Photo: Wikimedia Commons
Paul Krugman is correct here about the inadequacy of the latest European bailout scheme, and what it will take for Europe to save itself:It’s still looking impossible to save this system without a drastic change in both the ECB’s actions and its philosophy. If that’s impossible, as so many people claim, the euro will be a failed experiment.
Reforming the ECB — turning it into an institution that funds European governments — may ultimately prove to be impossible not because of any technical reason (that is, after all, what central banks do) but because of the European obsession with ECB independence, and the German obsession with hard money/not monetizing debt.
And while you might be able to defend this stern view of the ECB’s role based on some kind of “principle” of whatnot, it’s crazy to think that the alternative is a loss of sovereignty for Europe!

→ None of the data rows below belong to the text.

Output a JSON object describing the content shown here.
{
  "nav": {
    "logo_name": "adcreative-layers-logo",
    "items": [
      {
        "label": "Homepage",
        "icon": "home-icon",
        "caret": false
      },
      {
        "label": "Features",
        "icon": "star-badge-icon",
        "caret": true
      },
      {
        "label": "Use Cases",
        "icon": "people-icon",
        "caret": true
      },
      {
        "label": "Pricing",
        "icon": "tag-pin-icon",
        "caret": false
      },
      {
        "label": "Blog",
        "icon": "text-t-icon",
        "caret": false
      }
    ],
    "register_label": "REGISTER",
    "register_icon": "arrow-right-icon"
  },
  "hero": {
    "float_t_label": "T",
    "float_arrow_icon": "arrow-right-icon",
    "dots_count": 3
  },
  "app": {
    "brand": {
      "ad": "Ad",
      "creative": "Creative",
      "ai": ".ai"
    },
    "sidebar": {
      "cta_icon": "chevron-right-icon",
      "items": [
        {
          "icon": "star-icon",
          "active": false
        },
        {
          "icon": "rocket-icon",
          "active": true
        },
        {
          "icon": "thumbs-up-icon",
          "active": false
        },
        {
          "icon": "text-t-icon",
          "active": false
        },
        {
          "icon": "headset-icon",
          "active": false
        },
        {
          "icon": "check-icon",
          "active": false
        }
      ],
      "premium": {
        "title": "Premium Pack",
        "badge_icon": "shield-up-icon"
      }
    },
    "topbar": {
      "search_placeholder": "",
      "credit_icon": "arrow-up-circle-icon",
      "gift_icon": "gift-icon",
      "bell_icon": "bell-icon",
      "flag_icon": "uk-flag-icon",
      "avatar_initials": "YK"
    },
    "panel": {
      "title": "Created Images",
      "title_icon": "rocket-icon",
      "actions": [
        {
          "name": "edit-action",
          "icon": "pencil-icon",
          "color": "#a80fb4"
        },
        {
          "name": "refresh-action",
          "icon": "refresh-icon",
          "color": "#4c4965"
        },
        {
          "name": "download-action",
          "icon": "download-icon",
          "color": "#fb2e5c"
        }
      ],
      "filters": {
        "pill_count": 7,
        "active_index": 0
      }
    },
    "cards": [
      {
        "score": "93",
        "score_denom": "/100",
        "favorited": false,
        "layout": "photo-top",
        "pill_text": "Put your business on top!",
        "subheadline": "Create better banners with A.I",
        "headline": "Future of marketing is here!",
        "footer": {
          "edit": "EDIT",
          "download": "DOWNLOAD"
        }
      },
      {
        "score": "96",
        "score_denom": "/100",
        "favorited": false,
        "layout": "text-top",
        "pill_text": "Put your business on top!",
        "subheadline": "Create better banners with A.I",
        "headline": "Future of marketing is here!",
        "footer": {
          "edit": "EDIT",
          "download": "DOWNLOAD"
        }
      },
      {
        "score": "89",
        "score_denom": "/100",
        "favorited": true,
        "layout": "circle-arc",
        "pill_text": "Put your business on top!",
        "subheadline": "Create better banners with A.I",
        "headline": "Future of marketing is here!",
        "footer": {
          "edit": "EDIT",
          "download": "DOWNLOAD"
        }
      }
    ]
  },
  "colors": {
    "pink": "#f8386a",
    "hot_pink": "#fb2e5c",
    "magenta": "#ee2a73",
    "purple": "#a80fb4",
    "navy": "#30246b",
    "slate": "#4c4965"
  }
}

Think about it: European leaders right now think it’s preferable to have the head of the EFSF travel cap-in-hand to China and Japan asking for investments. There’s even talk of Europe paying back China in yuan. It’s basically impossible to imagine China participating in a bailout fund as a pure “investor” and not as an entity that will want some influence in Europe’s future strategic decisions.
The preference for loss of sovereignty (however minor) over a more flexible ECB (which would be a perfectly satisfactory solution) boggles the mind.